Par ailleurs, notre outil est utilisable sur n'importe quel appareil connecté à internet : PC, Mac, ou tablette. Nous disposons également d'une application Androïd qui permet d'utiliser CareAdvisors sur les tablettes dédiées aux soins. Là aussi, nous avons conscience qu'un EHPAD ne peut pas acheter 45 tablettes ! Nous avons donc créé un outil qui permet d'utiliser CareAdvisors de manière sécurisée, sans avoir besoin d'ouvrir un accès internet. Cette application est gratuite et mise à la disposition de nos clients. Notre idée est donc vraiment de packager un outil performant, confortable et abordable pour les professionnels du sanitaire et du médico-social.

La Rédaction

Quel est votre objectif pour les années qui viennent ?

Orexial

Nos objectifs sont modérément ambitieux, dans le sens où nous savons que nous nous adressons à un marché très morcelé. Nous avons d'ores et déjà des contacts avec d'importants acteurs.

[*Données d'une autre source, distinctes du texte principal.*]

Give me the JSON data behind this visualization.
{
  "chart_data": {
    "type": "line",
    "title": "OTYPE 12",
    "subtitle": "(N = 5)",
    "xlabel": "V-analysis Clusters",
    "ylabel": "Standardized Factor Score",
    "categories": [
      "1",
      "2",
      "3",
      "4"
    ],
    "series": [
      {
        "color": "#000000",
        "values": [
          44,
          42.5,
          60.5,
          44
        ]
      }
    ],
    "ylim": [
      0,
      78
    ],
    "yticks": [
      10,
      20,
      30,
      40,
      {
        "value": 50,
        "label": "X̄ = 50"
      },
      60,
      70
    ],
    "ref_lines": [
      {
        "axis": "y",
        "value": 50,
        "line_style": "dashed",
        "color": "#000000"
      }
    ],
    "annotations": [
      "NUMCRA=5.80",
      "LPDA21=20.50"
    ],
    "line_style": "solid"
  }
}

Pour une jeune société telle que la nôtre, cela assure un levier d'affaires important.

Notre ambition est surtout de nous positionner dans le « B to B to B ». Nos applications seraient mises à disposition de manière aisée et courte à l'ensemble des acteurs du médico-social, qui pour l'heure, n'a pas du tout l'habitude d'acheter de l'application sur internet ou les webstores. Pour autant, ces structures fonctionnent souvent avec des sociétés de conseil pour la restauration avec des groupements d'achat, avec des syndicats ou des fédérations etc.

Notre ambition est précisément de rentrer dans ce réseau, pour faire évoluer nos produits en fonction de certains retours terrain et opérationnels. Ainsi, nous mettrions à disposition nos outils à un nombre maximum d'établissements. Toutefois, nous ne sommes pas axés exclusivement sur l'axe lucratif. Ce que nous souhaitons, surtout, c'est explorer l'ensemble des réseaux qui permettent de toucher un maximum d'EHPAD et mettre ainsi nos solutions à disposition, facilement.